Scientists with the National Institute of Standards and Technology say their three-year investigation of the collapse of the 47-story World Trade Center 7 was the first known instance of fire causing the total failure of a skyscraper.

The investigators also concluded that the collapse of the nearby towers broke the city water main, leaving the sprinkler system in the bottom half of the building without water.

The structure has been the subject of a wide range of conspiracy theories for the last seven years, partly because the collapse happened about seven hours after the twin towers were felled. That fueled theories that something else might have caused the collapse.

Dr. Shyam Sunder, the lead investigator on the project, said his team investigated the possibility that an explosion inside the building brought it down, but it found there was no large boom or other noise that would have occurred with such a detonation.

Investigators also concluded there was no evidence that the collapse was caused by fires from a substantial amount of diesel fuel that was stored in the building.

The 77-page report concluded that the weakening of a critical steel support column led the rest of the building to fall apart.
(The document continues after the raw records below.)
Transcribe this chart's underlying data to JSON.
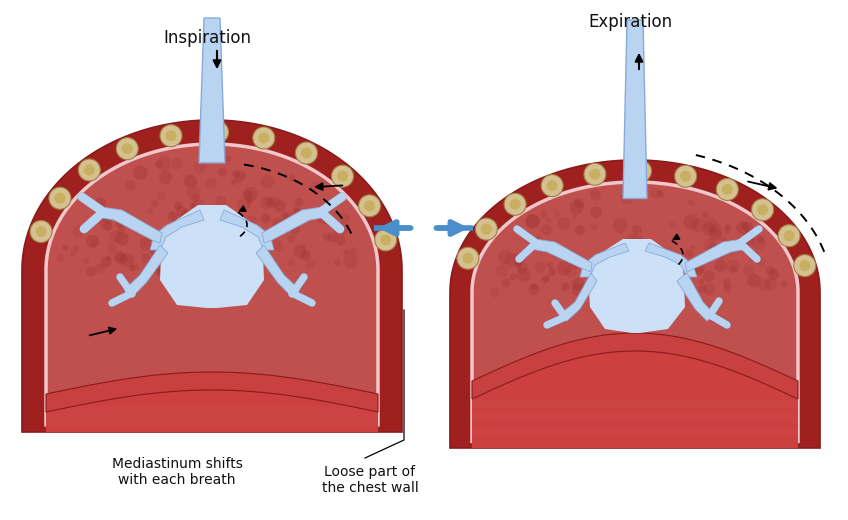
{
  "bg_color": "#ffffff",
  "lung_fill": "#c0504d",
  "chest_wall_fill": "#a02020",
  "chest_wall_dark": "#8b1a1a",
  "pleura_color": "#f0c8cc",
  "airway_fill": "#b8d4f0",
  "airway_border": "#88aad8",
  "diaphragm_fill": "#c84040",
  "diaphragm_dark": "#8b1a1a",
  "rib_fill": "#d4c090",
  "rib_border": "#a08040",
  "rib_inner": "#c8b060",
  "arrow_color": "#111111",
  "blue_arrow_color": "#4a8fca",
  "text_color": "#111111",
  "label_inspiration": "Inspiration",
  "label_expiration": "Expiration",
  "label_mediastinum": "Mediastinum shifts\nwith each breath",
  "label_loose_part": "Loose part of\nthe chest wall",
  "title_fontsize": 12,
  "label_fontsize": 10
}
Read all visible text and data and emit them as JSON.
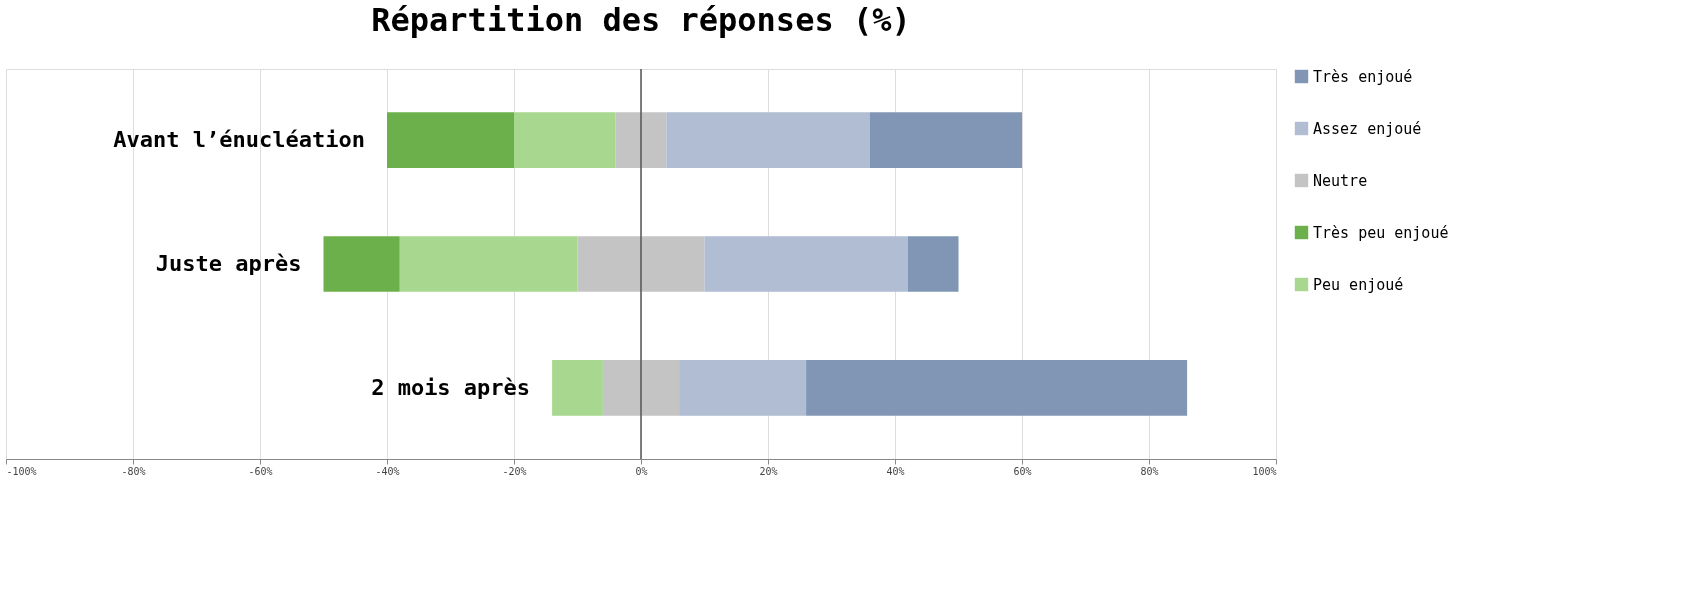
{
  "chart_data": {
    "type": "bar",
    "title": "Répartition des réponses (%)",
    "orientation": "horizontal",
    "stacked": true,
    "categories": [
      "Avant l’énucléation",
      "Juste après",
      "2 mois après"
    ],
    "series": [
      {
        "color": "#c4c4c4",
        "values": [
          -4,
          -10,
          -6
        ]
      },
      {
        "name": "Peu enjoué",
        "color": "#a8d890",
        "values": [
          -16,
          -28,
          -8
        ]
      },
      {
        "name": "Très peu enjoué",
        "color": "#6cb04c",
        "values": [
          -20,
          -12,
          null
        ]
      },
      {
        "name": "Neutre",
        "color": "#c4c4c4",
        "values": [
          4,
          10,
          6
        ]
      },
      {
        "name": "Assez enjoué",
        "color": "#b0bdd2",
        "values": [
          32,
          32,
          20
        ]
      },
      {
        "name": "Très enjoué",
        "color": "#8096b4",
        "values": [
          24,
          8,
          60
        ]
      }
    ],
    "xlim": [
      -100,
      100
    ],
    "xticks": [
      {
        "value": -100,
        "label": "-100%"
      },
      {
        "value": -80,
        "label": "-80%"
      },
      {
        "value": -60,
        "label": "-60%"
      },
      {
        "value": -40,
        "label": "-40%"
      },
      {
        "value": -20,
        "label": "-20%"
      },
      {
        "value": 0,
        "label": "0%"
      },
      {
        "value": 20,
        "label": "20%"
      },
      {
        "value": 40,
        "label": "40%"
      },
      {
        "value": 60,
        "label": "60%"
      },
      {
        "value": 80,
        "label": "80%"
      },
      {
        "value": 100,
        "label": "100%"
      }
    ],
    "ref_lines": [
      {
        "axis": "x",
        "value": 0,
        "color": "#555555"
      }
    ],
    "grid": "x",
    "legend": "right"
  }
}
"When this critical column buckled due to lack of floor supports, it was the first domino in the chain," said Sunder.

The NIST investigators issued more than a dozen building recommendations as a result of their inquiry, most of which repeat earlier recommendations from their investigation into the collapse of the two large towers.

In both instances, investigators concluded that extreme heat caused some steel beams to lose strength, causing further failures throughout the buildings until the entire structure succumbed.

The recommendations include building skyscrapers with stronger connections and framing systems to resist the effects of thermal expansion, and structural systems designed to prevent damage to one part of a building from spreading to other parts.